Tuesday 29 January 2013

Your Gods are made here

Who have not seen or at least heard of the breathtaking Hoysala temples of Belur and Halebidu and the magnificent Vijayanagar temples of Hampi. Many people are aware that some of the most Hoysala temples were sculpted by Janakacharya and his son Dankanacharya.
But did you ever wonder what happened to the descendents of these two great sculptors. Or what happened to other equally eminent artistes of rock and stone. Well, you can meet some of them, including the descendents of Shilpi Janakacharya and Dakanacharya at a small village near Bangalore.
What is likely to warm your heart is that the descendents along with several hundred others are still engaged in the task  of making sculptures, carving images and dressing stones. Yes, their profession is sculpting.
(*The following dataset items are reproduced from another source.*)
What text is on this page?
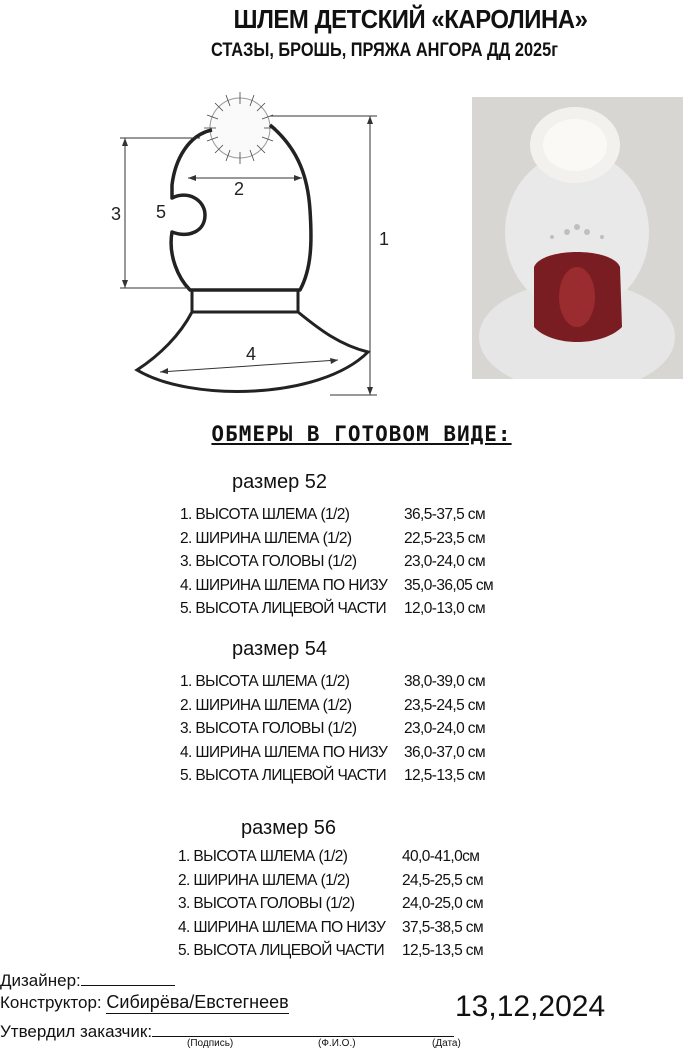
ШЛЕМ ДЕТСКИЙ «КАРОЛИНА»
СТАЗЫ, БРОШЬ, ПРЯЖА АНГОРА ДД 2025г
1
2
3
4
5
ОБМЕРЫ В ГОТОВОМ ВИДЕ:
размер 52
1. ВЫСОТА ШЛЕМА (1/2)	36,5-37,5 см
2. ШИРИНА ШЛЕМА (1/2)	22,5-23,5 см
3. ВЫСОТА ГОЛОВЫ (1/2)	23,0-24,0 см
4. ШИРИНА ШЛЕМА ПО НИЗУ	35,0-36,05 см
5. ВЫСОТА ЛИЦЕВОЙ ЧАСТИ	12,0-13,0 см
размер 54
1. ВЫСОТА ШЛЕМА (1/2)	38,0-39,0 см
2. ШИРИНА ШЛЕМА (1/2)	23,5-24,5 см
3. ВЫСОТА ГОЛОВЫ (1/2)	23,0-24,0 см
4. ШИРИНА ШЛЕМА ПО НИЗУ	36,0-37,0 см
5. ВЫСОТА ЛИЦЕВОЙ ЧАСТИ	12,5-13,5 см
размер 56
1. ВЫСОТА ШЛЕМА (1/2)	40,0-41,0см
2. ШИРИНА ШЛЕМА (1/2)	24,5-25,5 см
3. ВЫСОТА ГОЛОВЫ (1/2)	24,0-25,0 см
4. ШИРИНА ШЛЕМА ПО НИЗУ	37,5-38,5 см
5. ВЫСОТА ЛИЦЕВОЙ ЧАСТИ	12,5-13,5 см
Дизайнер:
Конструктор: Сибирёва/Евстегнеев
Утвердил заказчик:
(Подпись)	(Ф.И.О.)	(Дата)
13,12,2024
The small village of  Shivarapatna in Mallur taluk of Kolar district is home to the sculpture village where nearly 350 families are actively engaged in the profession of designing, sculpting and carvings images and idols.
One of the members of the sculpting families in the village is that of Basavalingacharya.
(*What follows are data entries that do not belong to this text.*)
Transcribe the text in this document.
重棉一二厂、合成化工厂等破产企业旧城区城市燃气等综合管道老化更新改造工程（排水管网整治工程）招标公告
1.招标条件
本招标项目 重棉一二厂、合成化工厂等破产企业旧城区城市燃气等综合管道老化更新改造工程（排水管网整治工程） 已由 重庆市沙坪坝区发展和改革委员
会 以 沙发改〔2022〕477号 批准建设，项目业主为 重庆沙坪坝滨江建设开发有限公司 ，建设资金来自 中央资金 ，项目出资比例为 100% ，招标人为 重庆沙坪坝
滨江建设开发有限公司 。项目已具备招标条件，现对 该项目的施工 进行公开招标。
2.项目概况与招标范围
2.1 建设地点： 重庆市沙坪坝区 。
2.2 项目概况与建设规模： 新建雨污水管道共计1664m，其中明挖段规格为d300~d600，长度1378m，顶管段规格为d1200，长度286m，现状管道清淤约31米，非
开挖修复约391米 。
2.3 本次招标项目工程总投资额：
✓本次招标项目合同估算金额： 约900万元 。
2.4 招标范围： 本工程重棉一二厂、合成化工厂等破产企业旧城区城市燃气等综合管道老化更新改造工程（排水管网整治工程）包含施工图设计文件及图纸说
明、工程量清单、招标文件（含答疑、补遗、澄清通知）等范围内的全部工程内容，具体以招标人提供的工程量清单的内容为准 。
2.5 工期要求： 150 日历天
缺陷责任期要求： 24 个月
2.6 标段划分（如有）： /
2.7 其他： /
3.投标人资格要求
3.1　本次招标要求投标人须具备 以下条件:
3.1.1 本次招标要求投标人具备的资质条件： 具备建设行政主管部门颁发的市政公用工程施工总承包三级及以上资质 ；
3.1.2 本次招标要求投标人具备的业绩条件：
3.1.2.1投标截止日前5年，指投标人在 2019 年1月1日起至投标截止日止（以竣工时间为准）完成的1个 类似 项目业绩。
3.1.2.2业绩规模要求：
Basavalingacharya was the grandson of Shilpi Jakanacharya and it is believed that he settled down here. One of the reasons for the mass migration of sculptors to Shivarapatna was that it was very near to Kolar, which the capital of the early Gangas. The Gangas were master builders and they encouraged sculptors. It was due to this reason that Basavalingacharya settled down here.
His descendents still stay here and they also continue with the family vocation of sculpting.
The village of  Shivarapatna is named after the Ganga Emperor, Shivaramara. The village still boasts of the beautiful Shiva temple which was designed by Jakkannacharya and Dakanacharya. This later came to be known as Virdharaya Swami Temple.
For centuries, artistes here have been sculpting idols and statues. The sculptors are experts in both stone and metal carvings.
The Hindu deities are the main source of inspiration for these artistes or rather artisans.
 Since sculpting is a hereditary vocation, the business of sculpting has passed down from father to son. The skills to have been handed down by the older generation and there is no school of sculpture here to train people. These sculptors say they are descendents of Vishwakarma, the architect of Gods or Devas.
A majority of the sculptors belong to the Brahmin community.
They generally use granite, soapstone and sandstone for sculpting figures of gods and goddesses. The sculptors look at a stone and decided what figure they can carve on it- male, female or neuter gender. They decided on this by closely examining the sound quality of the stone.
The stones are procured from Heggadadevana Kote (HD Kote), Mysore, Chikajala and other places. Many temples in and around Bangalore and other cities have statues sculpted in the village such as the Ranganatha Swamy temple in Bangalore, the Sarvagna statue in Kolar, both of which were carved by the late Shilpi Sridharacharya.
Besides, the statue of  former Prime Minister Indira Gandhi  at the international airport in Delhi was sculpted here. The idols of many temples in Madurai, Udupi and Tirupathi have been sculpted here.
Shivarapatna is about 50 kilometres from Bangalore and the Government has declared it a heritage village.
By the way, Jnanpeetha awardee  Masthi Venkatesh Iyengar had his early education in this village.
The Karnataka State Handicrafts Development Corporation (KSHDC) has taken up a project to encourage sculpting. It is already working on a project in this regard.
The Union Government too has declared Shivarapatna as one of the cluster villages producing near similar products and facing common opportunities and threats. It has also defined an artisan cluster as geographically concentrated household units producing handicraft/handloom products.
It has classified the Shivarapatna  cluster as able to form 100 plus artisans and  twelve self help groups (SHG) supporting the strong work force. It has aid that the mobilisation is gaining momentum day by day.